What aur-scraper does:

tl;dr: It creates a text file with a list of most AUR package names in it.

It is important to note that the package list created by this script does not include packages flagged as out of date or orphaned (i.e., no maintainer). If you want such packages popping up in your bash completion, you are welcome to change the code and make it so.

  1. The following search criteria are used to retrieve all AUR packages that are not flagged out of date:
    • category - any
    • search by - name only
    • keywords - empty
    • out of date - not flagged
    • sort by - name
    • sort order - ascending
    • per page - 250
  2. All orphan package entries are removed from the raw HTML.
  3. The individual package names are extracted and stored in a plain text file.

That's it. You end up with a text file.

So, then what?

If you use Aura, a living, breathing bash completion example can be found in the completions folder at:

/usr/share/aur-scraper/completions/aura_bash-completion

Simply do this as root:

$> mv /usr/share/bash-completion/completions/aura /usr/share/bash-completion/completions/aura.bak
$> cp /usr/share/aur-scraper/completions/aura_bash-completion /usr/share/bash-completion/completions/aura

Otherwise, you can use your favourite shell completion tool(s) to access the list and <tab>+<tab> your way to AUR completion bliss.
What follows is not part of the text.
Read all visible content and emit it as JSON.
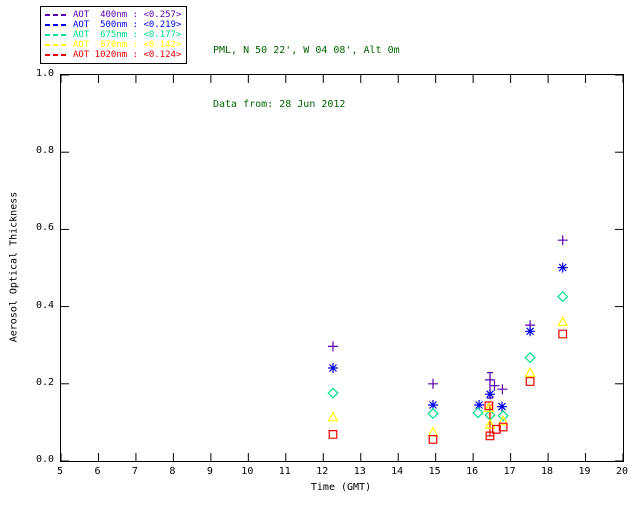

For example, for Bash you might have something like this:

aur_pkgs=$( cat "aur_pkg_list.txt" )
COMPREPLY=($( compgen -W "$aur_pkgs" -- "$cur" ))

For those who require visuals:

AUR Completion in Action

Beware!!

In case you didn't notice in the image above, you will end up with a list of 30,000+ package names (out of 47,630 at last check). Downloading and processing the raw HTML from the AUR website takes time:

aur-scraper Run Time

While a few minutes on a one-off run isn't a big deal, the AUR is a moving target. Depending on your use of the repository, you may want to update your local list more or less frequently. Some options to do so include:

  • run in background via cron job
  • run in background at desktop session login
  • run manually
  • pay your kid five bucks to execute a key-combo every four hours throughout the day

If anyone knows of a more efficient way to get the necessary information without cycling through the standard AUR search pages, please let me know, or fork and fix as you see fit.

Final disclaimer

I am a novice at all this stuff. I am not an expert at shell scripting, nor am I an experienced programmer. I simply found something that I thought would be interesting to work on, I did so, and now I feel like sharing what I did with others. That's it, nothing more.

With that in mind, I welcome advice and constructive feedback. The script is heavily commented, so it shouldn't be hard for anyone to figure out the method to my madness.